I could have never imagined that we would be seeing students and staff in winter gear on our first day of in-person learning, because our first day of school usually brings summer weather and a blazing, sunny day. I was nonetheless encouraged that last week we were reunited with close to 1,300 students arriving, grabbing their breakfast and heading to their classrooms for the first time this school year.

This scene gave me a renewed sense of hope as I traveled across elementary schools and felt the joy of seeing our students in their learning stations, engaged, ready to learn and smiling. Reuniting with our students and staff reminded me of my “why,” when I decided to become a lifelong educator.

It was exciting to talk with our young people, welcome them back and encourage them to adjust to this new environment. It was incredible to see the resilience of our students and staff to adapt to this “reimagined” learning environment and to embrace this new normal.
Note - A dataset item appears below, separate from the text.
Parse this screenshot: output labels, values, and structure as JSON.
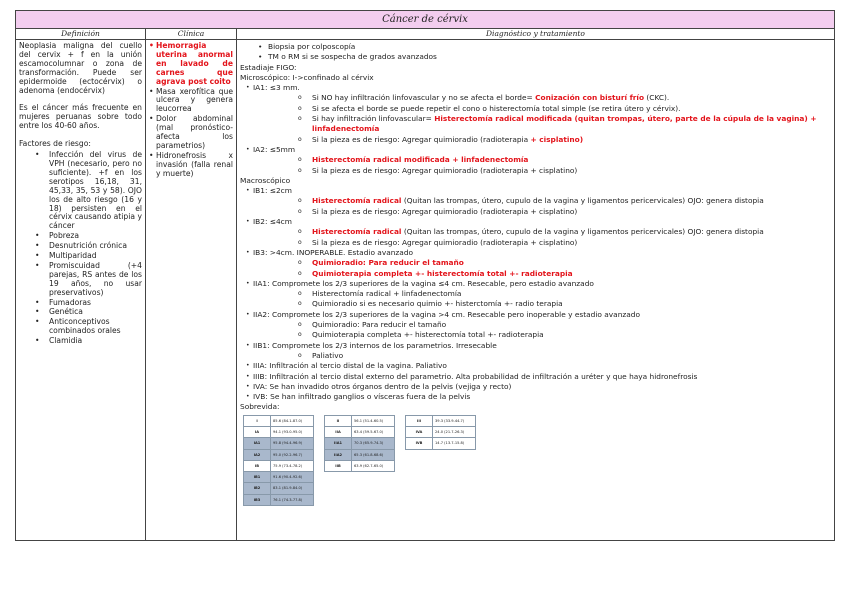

Throughout my visits, I witnessed students and teachers engaging with our virtual learners, participating in breakout rooms with their virtual peers and making their learning spaces their own – ignoring the plexiglass in front of them and participating fully in their learning experience. What was evident in all of my classroom drop-ins was that students are hungry to learn and that our team is poised to assist our students to recover and get acclimated to this new world of learning.

In my years as superintendent, I have had the good fortune to meet many of our educators and watch them grow and illustrate their talents in classrooms and realize tremendous outcomes as a result. This week, I was even more impressed with our instructional team who returned to classrooms early, practiced, prepared and were ready to implement our concurrent teaching model.

I walked into classrooms where teachers were dancing with students for movement breaks, which I joined in on; they were leading reading groups along with virtual learners and mastering the engagement of both our hybrid and virtual learners through a variety of activities to ensure that all students felt included. I could not resist the opportunity to give teachers a bow when I greeted them to thank them for trusting the process and joining us to get schools reopened. Without our instructional team and committed school leaders, our reopening plan could not have come to life.

Families and staff have long awaited this reopening, and I could not have been prouder of the teamwork and collaboration that I observed and engaged in over the past year to make this a reality. This is a true gift as a superintendent to be girded up by an incredibly talented and dedicated team that puts students first.

As we navigate the coming months, I anticipate more opportunities to learn, improve and enhance our instructional delivery to ensure that students recover from this pandemic through a focus on social, emotional and academic learning. After all the energy and enthusiasm that our team and I encountered this week, we are ready to reunite with more students and staff over the coming weeks to keep the learning going and ensure that we address the racial inequities that have been highlighted throughout this dual pandemic of COVID-19 and racial injustices.

We are ready, we have been reignited and could not be more grateful for the support of our community to help us reach this milestone.

The writer is superintendent of Alexandria City Public Schools.